Otto's Bierhalle
Otto’s Bierhalle is a larger, boozier incarnation of Otto’s Berlin Doner run by the same group of several friends. They came up together in the electronic music industry, and the doner place started as nostalgia for greasy food after nights out in Berlin.
You won’t find any doner on the menu here but don’t be disappointed if you come looking for German food: they’re doing huge BBQ-style platters of schnitzel or ham with piles of pickles, veggies and sauerkraut.
Some of the owners also own a lighting company, so that aspect of the design is especially breathtaking, huge rods curving in a pattern across the ceiling and illuminating the bar, funky bulbs entangled with vines and metalwork.
There’s an incredible range of both local and imported beers here, creeping up on a hundred options with 24 taps and up to 50 or 60 bottles.
The BrewDog Punk IPA ($8) comes from a nerdy experimental Scottish brewery, and it makes a great start, good on its own or with food. It’s fragrant, mildly funky and full-bodied.
The monstrous Bavaria platter ($55) is found in a section of the menu literally marked “Feasts.” Obviously it’s for sharing, piled with schwienshaxe, weisswurst, potato and beet salad, sauerkraut, brussels sprouts and two mustards.
The brussels sprouts ($4.50) are a unanimous favourite, sweet, oily and crunchy.
Order spatz and cheese ($8) as a side, a sort of nod to mac that would normally be a side on a BBQ menu, but made with traditional egg noodles, tied together with crispy shallots.
The weisswurst sausage is really good, that smooth, tender and juicy thing that a sausage should be, dense without being too heavy.

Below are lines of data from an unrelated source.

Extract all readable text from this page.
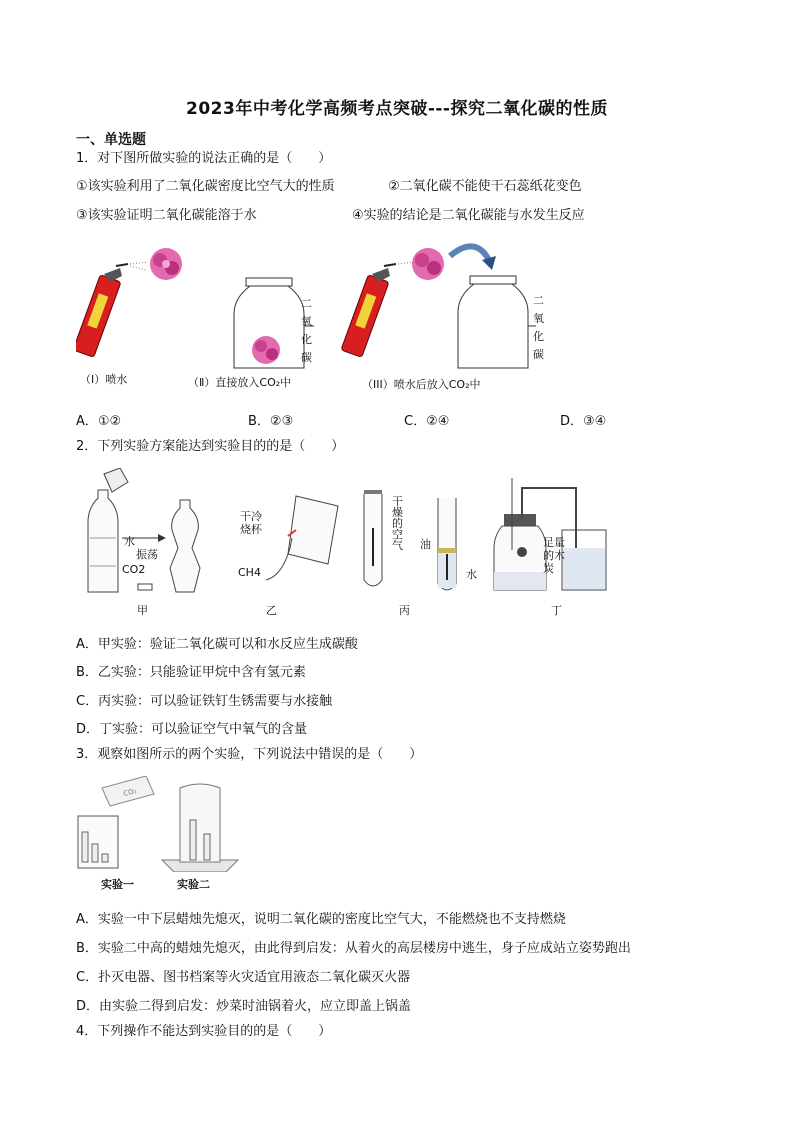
2023年中考化学高频考点突破---探究二氧化碳的性质
一、单选题
1．对下图所做实验的说法正确的是（　　）
①该实验利用了二氧化碳密度比空气大的性质	②二氧化碳不能使干石蕊纸花变色
③该实验证明二氧化碳能溶于水	④实验的结论是二氧化碳能与水发生反应
二
氧
化
碳
二
氧
化
碳
（I）喷水	（Ⅱ）直接放入CO₂中	（III）喷水后放入CO₂中
A．①②	B．②③	C．②④	D．③④
2．下列实验方案能达到实验目的的是（　　）
水
振荡
CO2
干冷
烧杯
CH4
干
燥
的
空
气 油
水
足量
的木
炭
甲	乙	丙	丁
A．甲实验：验证二氧化碳可以和水反应生成碳酸
B．乙实验：只能验证甲烷中含有氢元素
C．丙实验：可以验证铁钉生锈需要与水接触
D．丁实验：可以验证空气中氧气的含量
3．观察如图所示的两个实验，下列说法中错误的是（　　）
CO₂
实验一	实验二
A．实验一中下层蜡烛先熄灭，说明二氧化碳的密度比空气大，不能燃烧也不支持燃烧
B．实验二中高的蜡烛先熄灭，由此得到启发：从着火的高层楼房中逃生，身子应成站立姿势跑出
C．扑灭电器、图书档案等火灾适宜用液态二氧化碳灭火器
D．由实验二得到启发：炒菜时油锅着火，应立即盖上锅盖
4．下列操作不能达到实验目的的是（　　）
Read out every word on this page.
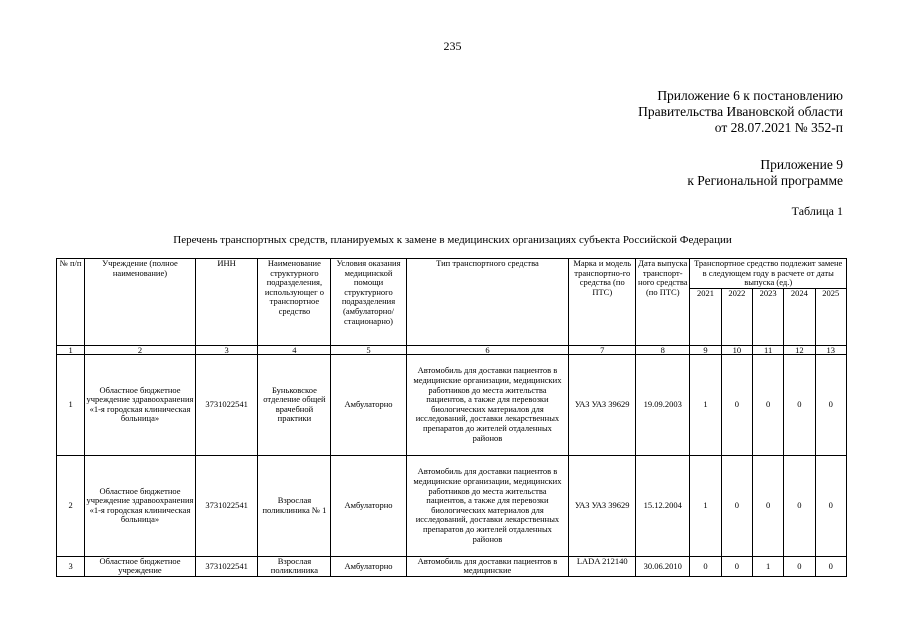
235
Приложение 6 к постановлению
Правительства Ивановской области
от 28.07.2021 № 352-п
Приложение 9
к Региональной программе
Таблица 1
Перечень транспортных средств, планируемых к замене в медицинских организациях субъекта Российской Федерации
№ п/п	Учреждение (полное наименование)	ИНН	Наименование структурного подразделения, использующег о транспортное средство	Условия оказания медицинской помощи структурного подразделения (амбулаторно/ стационарно)	Тип транспортного средства	Марка и модель транспортно-го средства (по ПТС)	Дата выпуска транспорт-ного средства (по ПТС)	Транспортное средство подлежит замене в следующем году в расчете от даты выпуска (ед.)				
								2021	2022	2023	2024	2025
1	2	3	4	5	6	7	8	9	10	11	12	13
1	Областное бюджетное учреждение здравоохранения «1-я городская клиническая больница»	3731022541	Буньковское отделение общей врачебной практики	Амбулаторно	Автомобиль для доставки пациентов в медицинские организации, медицинских работников до места жительства пациентов, а также для перевозки биологических материалов для исследований, доставки лекарственных препаратов до жителей отдаленных районов	УАЗ УАЗ 39629	19.09.2003	1	0	0	0	0
2	Областное бюджетное учреждение здравоохранения «1-я городская клиническая больница»	3731022541	Взрослая поликлиника № 1	Амбулаторно	Автомобиль для доставки пациентов в медицинские организации, медицинских работников до места жительства пациентов, а также для перевозки биологических материалов для исследований, доставки лекарственных препаратов до жителей отдаленных районов	УАЗ УАЗ 39629	15.12.2004	1	0	0	0	0
3	Областное бюджетное учреждение	3731022541	Взрослая поликлиника	Амбулаторно	Автомобиль для доставки пациентов в медицинские	LADA 212140	30.06.2010	0	0	1	0	0
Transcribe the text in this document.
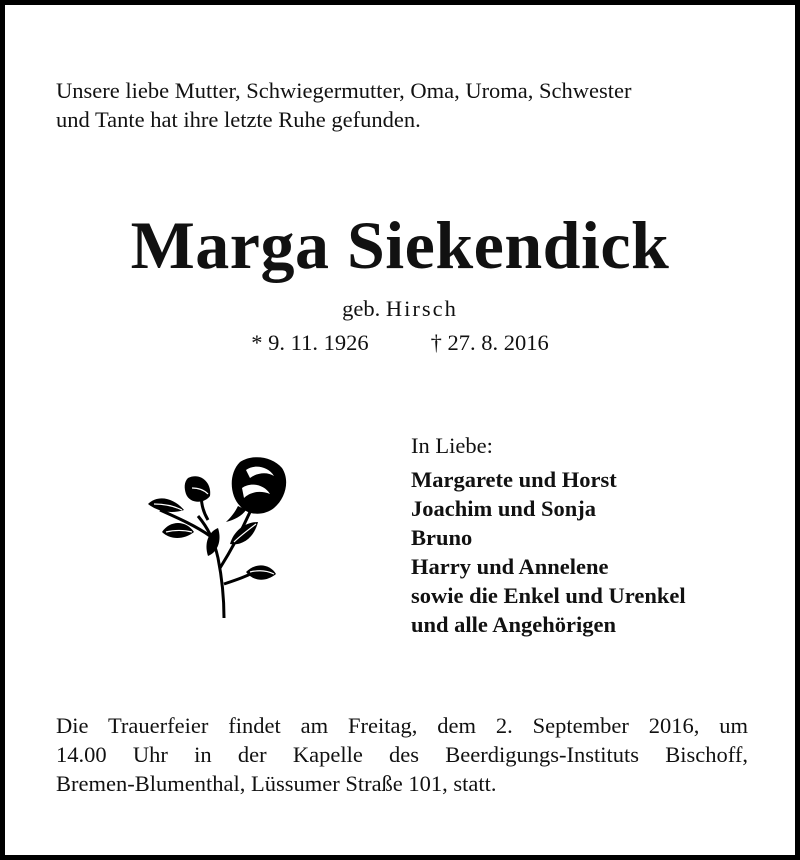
Unsere liebe Mutter, Schwiegermutter, Oma, Uroma, Schwester
und Tante hat ihre letzte Ruhe gefunden.
Marga Siekendick
geb. Hirsch
* 9. 11. 1926	† 27. 8. 2016
In Liebe:
Margarete und Horst
Joachim und Sonja
Bruno
Harry und Annelene
sowie die Enkel und Urenkel
und alle Angehörigen
Die Trauerfeier findet am Freitag, dem 2. September 2016, um
14.00 Uhr in der Kapelle des Beerdigungs-Instituts Bischoff,
Bremen-Blumenthal, Lüssumer Straße 101, statt.
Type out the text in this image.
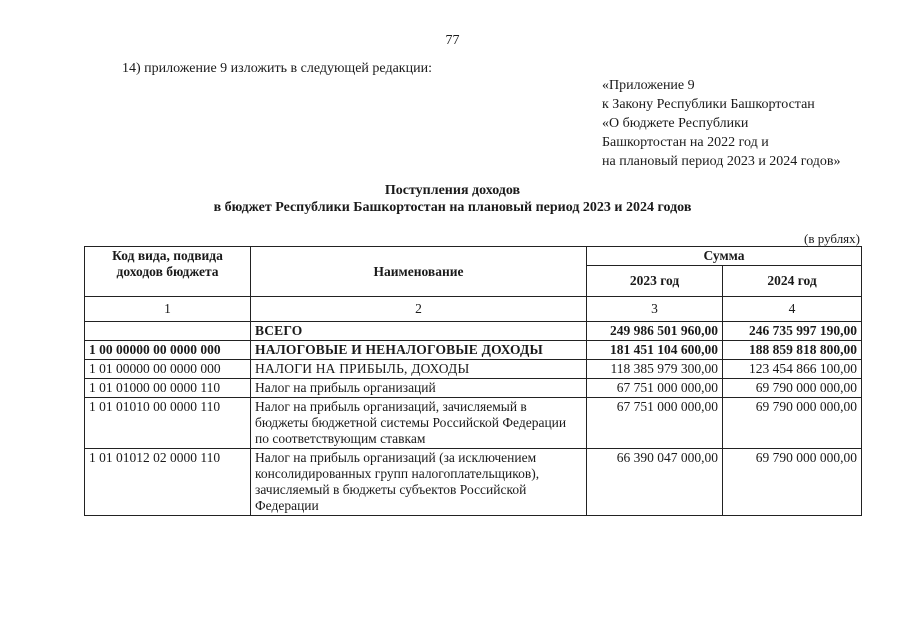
77
14) приложение 9 изложить в следующей редакции:
«Приложение 9
к Закону Республики Башкортостан
«О бюджете Республики
Башкортостан на 2022 год и
на плановый период 2023 и 2024 годов»
Поступления доходов
в бюджет Республики Башкортостан на плановый период 2023 и 2024 годов
(в рублях)
Код вида, подвида доходов бюджета	Наименование	Сумма	
		2023 год	2024 год
1	2	3	4
	ВСЕГО	249 986 501 960,00	246 735 997 190,00
1 00 00000 00 0000 000	НАЛОГОВЫЕ И НЕНАЛОГОВЫЕ ДОХОДЫ	181 451 104 600,00	188 859 818 800,00
1 01 00000 00 0000 000	НАЛОГИ НА ПРИБЫЛЬ, ДОХОДЫ	118 385 979 300,00	123 454 866 100,00
1 01 01000 00 0000 110	Налог на прибыль организаций	67 751 000 000,00	69 790 000 000,00
1 01 01010 00 0000 110	Налог на прибыль организаций, зачисляемый в бюджеты бюджетной системы Российской Федерации по соответствующим ставкам	67 751 000 000,00	69 790 000 000,00
1 01 01012 02 0000 110	Налог на прибыль организаций (за исключением консолидированных групп налогоплательщиков), зачисляемый в бюджеты субъектов Российской Федерации	66 390 047 000,00	69 790 000 000,00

Schweinshaxe is basically just German for ham hock, the lower portion of a pig’s leg. The meat is tender and delicious and goes really well with the mustards, and the skin is stretchy, crispy and indulgent.
You can get your cocktail on at this industrial beer hall too with offerings like the Chunnel Vision ($11) named for its French and English ingredients, an orange bomb made with Cointreau, Grand Marnier, orange bitters, orange zest, and London dry gin.
Don’t skip dessert after your feast - order their play on black forest cake in the form of a dacquoise ($7) made with luscious chocolate whipped cream and juicy sour cherries.
It’s a spacious, well-lit breath of fresh air on West Queen West, where the only options are often cramped, dark, and clubby. Lots of big tables including a long communal one in the centre are perfect for giant groups.
If you’ve been to Otto’s Berlin Doner before, you can expect the same bathroom disco experience here at the Bierhalle.